He was a great liberal voice, the kind we pine for.
From
HuffPo, written by Gary Hart:
Tom Wicker had a conscience. He championed equal and civil rights and got deeply involved in prison conditions after becoming engaged in the Attica prison riots. Today that sense of conscience has been replaced by snarky opinions, cute personal attacks, denigration of political figures, and insider cleverness. Today's political journalists start from the position that the world would work much better if political leaders would simply govern the way the journalist thinks they should. Mr. Wicker knew that his job was not to govern: his job was to provide a conscience for those who governed, to point out the gap between what was and what should be. He wrote at a time when the word scandal applied to poverty, hunger, homelessness, and injustice.
From the
NY Times (where he was a columnist for 25 years):
<snip>
In contrast to the conservative pontificating of Mr. Krock and the genteel journalism of Mr. Reston, Mr. Wicker brought a hard-hitting Southern liberal/civil libertarian’s perspective to his column, “In the Nation,” which appeared on the editorial page and then on the Op-Ed Page two or three times a week from 1966 until his retirement in 1991. It was also syndicated to scores of newspapers.
<snip>
His most notable involvement took place during the uprising by 1,300 inmates who seized 38 guards and workers at the Attica prison in upstate New York in September 1971. Having written a sympathetic column on the death of the black militant George Jackson at San Quentin, Mr. Wicker was asked by Attica’s rebels to join a group of outsiders to inspect prison conditions and monitor negotiations between inmates and officials. The radical lawyer William M. Kunstler and Bobby Seale, chairman of the Black Panther Party, also went in, and the observers took on the role of mediators.

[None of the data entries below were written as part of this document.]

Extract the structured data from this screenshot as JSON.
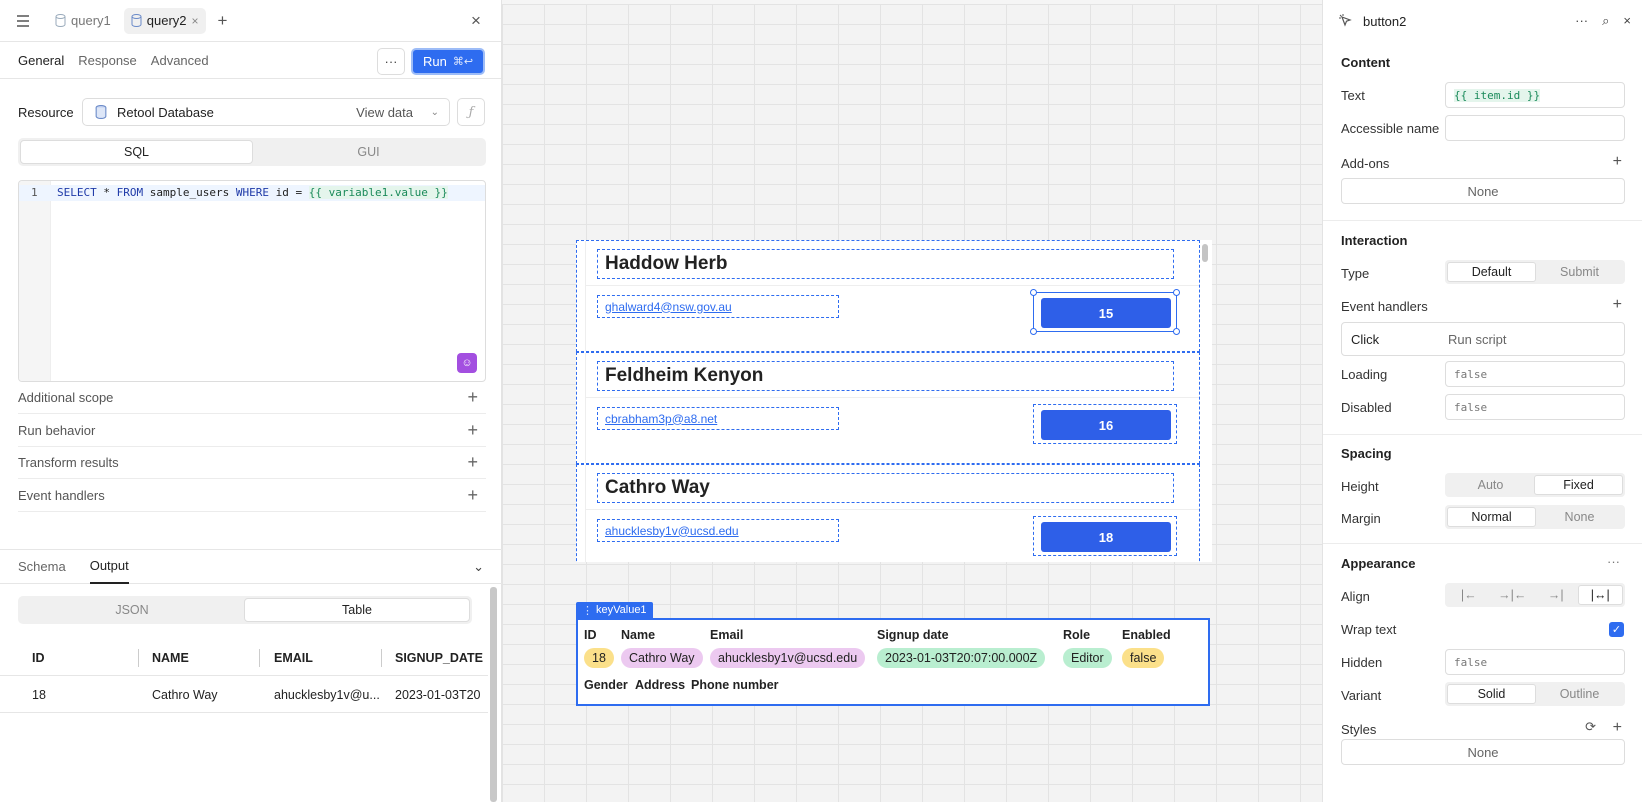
{
  "left": {
    "tabs": [
      {
        "label": "query1",
        "active": false
      },
      {
        "label": "query2",
        "active": true
      }
    ],
    "subtabs": [
      "General",
      "Response",
      "Advanced"
    ],
    "run": {
      "label": "Run",
      "shortcut": "⌘↩"
    },
    "resource": {
      "label": "Resource",
      "name": "Retool Database",
      "view": "View data"
    },
    "mode": {
      "options": [
        "SQL",
        "GUI"
      ],
      "selected": "SQL"
    },
    "editor": {
      "line": "1",
      "code_parts": [
        "SELECT",
        " * ",
        "FROM",
        " sample_users ",
        "WHERE",
        " id = ",
        "{{ variable1.value }}"
      ]
    },
    "sections": [
      "Additional scope",
      "Run behavior",
      "Transform results",
      "Event handlers"
    ],
    "bottom_tabs": [
      "Schema",
      "Output"
    ],
    "output_view": {
      "options": [
        "JSON",
        "Table"
      ],
      "selected": "Table"
    },
    "table": {
      "columns": [
        "ID",
        "NAME",
        "EMAIL",
        "SIGNUP_DATE"
      ],
      "rows": [
        [
          "18",
          "Cathro Way",
          "ahucklesby1v@u...",
          "2023-01-03T20"
        ]
      ]
    }
  },
  "canvas": {
    "list_items": [
      {
        "name": "Haddow Herb",
        "email": "ghalward4@nsw.gov.au",
        "id": "15"
      },
      {
        "name": "Feldheim Kenyon",
        "email": "cbrabham3p@a8.net",
        "id": "16"
      },
      {
        "name": "Cathro Way",
        "email": "ahucklesby1v@ucsd.edu",
        "id": "18"
      }
    ],
    "keyvalue": {
      "label": "keyValue1",
      "headers": [
        "ID",
        "Name",
        "Email",
        "Signup date",
        "Role",
        "Enabled"
      ],
      "values": [
        "18",
        "Cathro Way",
        "ahucklesby1v@ucsd.edu",
        "2023-01-03T20:07:00.000Z",
        "Editor",
        "false"
      ],
      "headers2": [
        "Gender",
        "Address",
        "Phone number"
      ],
      "colors": [
        "#fbe08a",
        "#ecc9f0",
        "#ecc9f0",
        "#b9eed0",
        "#b9eed0",
        "#fbe08a"
      ]
    }
  },
  "inspector": {
    "title": "button2",
    "content": {
      "heading": "Content",
      "text_label": "Text",
      "text_value": "{{ item.id }}",
      "accessible_label": "Accessible name",
      "addons_label": "Add-ons",
      "addons_value": "None"
    },
    "interaction": {
      "heading": "Interaction",
      "type_label": "Type",
      "type_options": [
        "Default",
        "Submit"
      ],
      "type_selected": "Default",
      "event_label": "Event handlers",
      "event_name": "Click",
      "event_action": "Run script",
      "loading_label": "Loading",
      "loading_value": "false",
      "disabled_label": "Disabled",
      "disabled_value": "false"
    },
    "spacing": {
      "heading": "Spacing",
      "height_label": "Height",
      "height_options": [
        "Auto",
        "Fixed"
      ],
      "height_selected": "Fixed",
      "margin_label": "Margin",
      "margin_options": [
        "Normal",
        "None"
      ],
      "margin_selected": "Normal"
    },
    "appearance": {
      "heading": "Appearance",
      "align_label": "Align",
      "wrap_label": "Wrap text",
      "hidden_label": "Hidden",
      "hidden_value": "false",
      "variant_label": "Variant",
      "variant_options": [
        "Solid",
        "Outline"
      ],
      "variant_selected": "Solid",
      "styles_label": "Styles",
      "styles_value": "None"
    }
  }
}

He later wrote a book about it (A Time to Die) which was well received but he was excoriated for being too sympathetic to the prisoners.

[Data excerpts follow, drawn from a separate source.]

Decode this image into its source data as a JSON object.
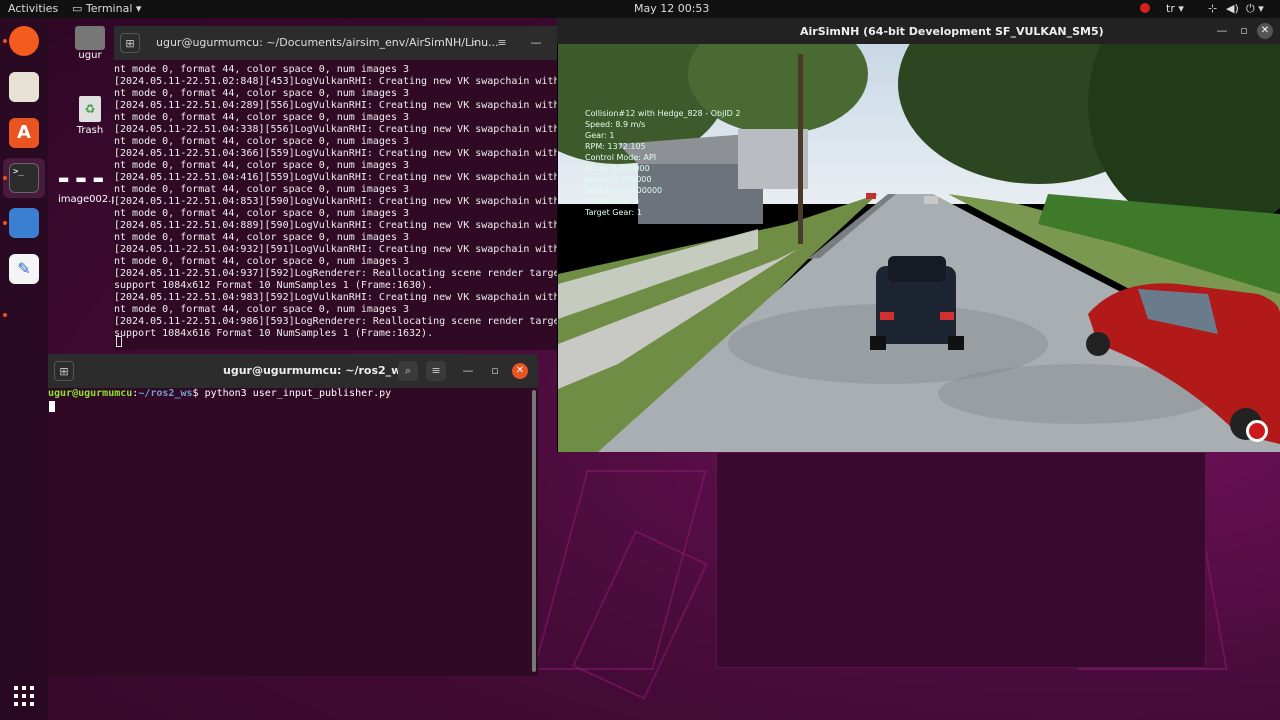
{
  "topbar": {
    "activities": "Activities",
    "app_menu": "Terminal",
    "clock": "May 12  00:53",
    "keyboard_layout": "tr"
  },
  "desktop": {
    "home_label": "ugur",
    "trash_label": "Trash",
    "image_label": "image002.pn"
  },
  "term1": {
    "title": "ugur@ugurmumcu: ~/Documents/airsim_env/AirSimNH/Linu...",
    "lines": [
      "nt mode 0, format 44, color space 0, num images 3",
      "[2024.05.11-22.51.02:848][453]LogVulkanRHI: Creating new VK swapchain with",
      "nt mode 0, format 44, color space 0, num images 3",
      "[2024.05.11-22.51.04:289][556]LogVulkanRHI: Creating new VK swapchain with",
      "nt mode 0, format 44, color space 0, num images 3",
      "[2024.05.11-22.51.04:338][556]LogVulkanRHI: Creating new VK swapchain with",
      "nt mode 0, format 44, color space 0, num images 3",
      "[2024.05.11-22.51.04:366][559]LogVulkanRHI: Creating new VK swapchain with",
      "nt mode 0, format 44, color space 0, num images 3",
      "[2024.05.11-22.51.04:416][559]LogVulkanRHI: Creating new VK swapchain with",
      "nt mode 0, format 44, color space 0, num images 3",
      "[2024.05.11-22.51.04:853][590]LogVulkanRHI: Creating new VK swapchain with",
      "nt mode 0, format 44, color space 0, num images 3",
      "[2024.05.11-22.51.04:889][590]LogVulkanRHI: Creating new VK swapchain with",
      "nt mode 0, format 44, color space 0, num images 3",
      "[2024.05.11-22.51.04:932][591]LogVulkanRHI: Creating new VK swapchain with",
      "nt mode 0, format 44, color space 0, num images 3",
      "[2024.05.11-22.51.04:937][592]LogRenderer: Reallocating scene render targe",
      "support 1084x612 Format 10 NumSamples 1 (Frame:1630).",
      "[2024.05.11-22.51.04:983][592]LogVulkanRHI: Creating new VK swapchain with",
      "nt mode 0, format 44, color space 0, num images 3",
      "[2024.05.11-22.51.04:986][593]LogRenderer: Reallocating scene render targe",
      "support 1084x616 Format 10 NumSamples 1 (Frame:1632)."
    ]
  },
  "term2": {
    "title": "ugur@ugurmumcu: ~/ros2_ws",
    "prompt_user": "ugur@ugurmumcu",
    "prompt_sep": ":",
    "prompt_path": "~/ros2_ws",
    "prompt_end": "$ ",
    "command": "python3 user_input_publisher.py"
  },
  "airsim": {
    "title": "AirSimNH (64-bit Development SF_VULKAN_SM5)",
    "hud": [
      "Collision#12 with Hedge_828 - ObjID 2",
      "Speed: 8.9 m/s",
      "Gear: 1",
      "RPM: 1372.105",
      "Control Mode: API",
      "Accel: 0.000000",
      "Break: 0.000000",
      "Steering: 0.100000",
      "Handbrake: 0",
      "Target Gear: 1"
    ]
  },
  "colors": {
    "ubuntu_orange": "#e95420",
    "prompt_green": "#8ae234",
    "prompt_blue": "#729fcf",
    "close_red": "#e95420"
  }
}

Mr. Wicker’s “On Press” (1978) enlarged on complaints he had made for years: the myth of objectivity, reliance on official and anonymous sources. Far from being robust and uninhibited, he wrote, the press was often a toady to government and business.

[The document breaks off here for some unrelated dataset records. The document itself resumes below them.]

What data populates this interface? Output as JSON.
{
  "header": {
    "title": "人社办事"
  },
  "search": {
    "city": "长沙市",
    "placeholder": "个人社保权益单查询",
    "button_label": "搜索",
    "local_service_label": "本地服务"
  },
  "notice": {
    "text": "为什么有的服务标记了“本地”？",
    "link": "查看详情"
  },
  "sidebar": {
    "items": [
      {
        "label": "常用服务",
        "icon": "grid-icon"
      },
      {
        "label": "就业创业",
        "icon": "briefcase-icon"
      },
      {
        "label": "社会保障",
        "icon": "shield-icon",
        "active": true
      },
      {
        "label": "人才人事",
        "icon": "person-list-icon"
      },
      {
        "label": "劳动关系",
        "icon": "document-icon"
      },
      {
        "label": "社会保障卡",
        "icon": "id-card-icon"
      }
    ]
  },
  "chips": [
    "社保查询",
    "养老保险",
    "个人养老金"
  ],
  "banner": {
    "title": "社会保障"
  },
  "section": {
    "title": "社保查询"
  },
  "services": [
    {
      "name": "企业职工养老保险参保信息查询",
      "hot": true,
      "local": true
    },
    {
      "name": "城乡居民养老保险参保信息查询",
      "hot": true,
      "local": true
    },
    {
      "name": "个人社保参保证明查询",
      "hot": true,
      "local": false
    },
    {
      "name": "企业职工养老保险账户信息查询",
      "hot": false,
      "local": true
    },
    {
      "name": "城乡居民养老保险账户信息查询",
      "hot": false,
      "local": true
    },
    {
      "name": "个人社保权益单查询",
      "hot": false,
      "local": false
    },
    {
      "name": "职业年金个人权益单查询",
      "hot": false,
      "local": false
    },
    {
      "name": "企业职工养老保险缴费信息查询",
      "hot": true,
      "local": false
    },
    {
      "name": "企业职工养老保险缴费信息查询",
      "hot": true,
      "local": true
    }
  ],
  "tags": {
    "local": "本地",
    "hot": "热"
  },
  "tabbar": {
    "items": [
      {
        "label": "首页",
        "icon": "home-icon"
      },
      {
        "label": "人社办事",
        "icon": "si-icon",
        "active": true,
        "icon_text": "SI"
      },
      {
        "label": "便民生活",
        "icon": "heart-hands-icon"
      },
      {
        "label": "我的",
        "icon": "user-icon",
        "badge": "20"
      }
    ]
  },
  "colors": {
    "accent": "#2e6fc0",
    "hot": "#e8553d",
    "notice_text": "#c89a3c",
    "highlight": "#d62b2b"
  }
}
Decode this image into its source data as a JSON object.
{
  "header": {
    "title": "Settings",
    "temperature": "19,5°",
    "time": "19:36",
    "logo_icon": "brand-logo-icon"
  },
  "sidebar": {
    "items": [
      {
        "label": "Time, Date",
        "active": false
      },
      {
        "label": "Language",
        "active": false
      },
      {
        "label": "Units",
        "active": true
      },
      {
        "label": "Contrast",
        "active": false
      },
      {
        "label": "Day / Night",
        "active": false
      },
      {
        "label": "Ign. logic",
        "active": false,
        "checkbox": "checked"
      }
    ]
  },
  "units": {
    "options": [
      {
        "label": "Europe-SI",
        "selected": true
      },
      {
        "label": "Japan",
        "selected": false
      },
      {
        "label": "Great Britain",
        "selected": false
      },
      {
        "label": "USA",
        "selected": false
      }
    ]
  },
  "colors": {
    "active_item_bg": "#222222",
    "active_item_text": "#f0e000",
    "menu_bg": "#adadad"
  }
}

Sound familiar? He said this for a LONG time.
Mr. Wicker later wrote “Tragic Failure: Racial Integration in America,” (1996), arguing that black Americans should abandon the Democratic Party and forge a new liberal movement. And he produced “On the Record: An Insider’s Guide to Journalism” (2001), “Dwight D. Eisenhower” (2002), “George Herbert Walker Bush” (2004) and “Shooting Star: The Brief Arc of Joe McCarthy” (2006).
For you, Mr. Wicker. I remember your presence & columns well -- your voice is still appreciated.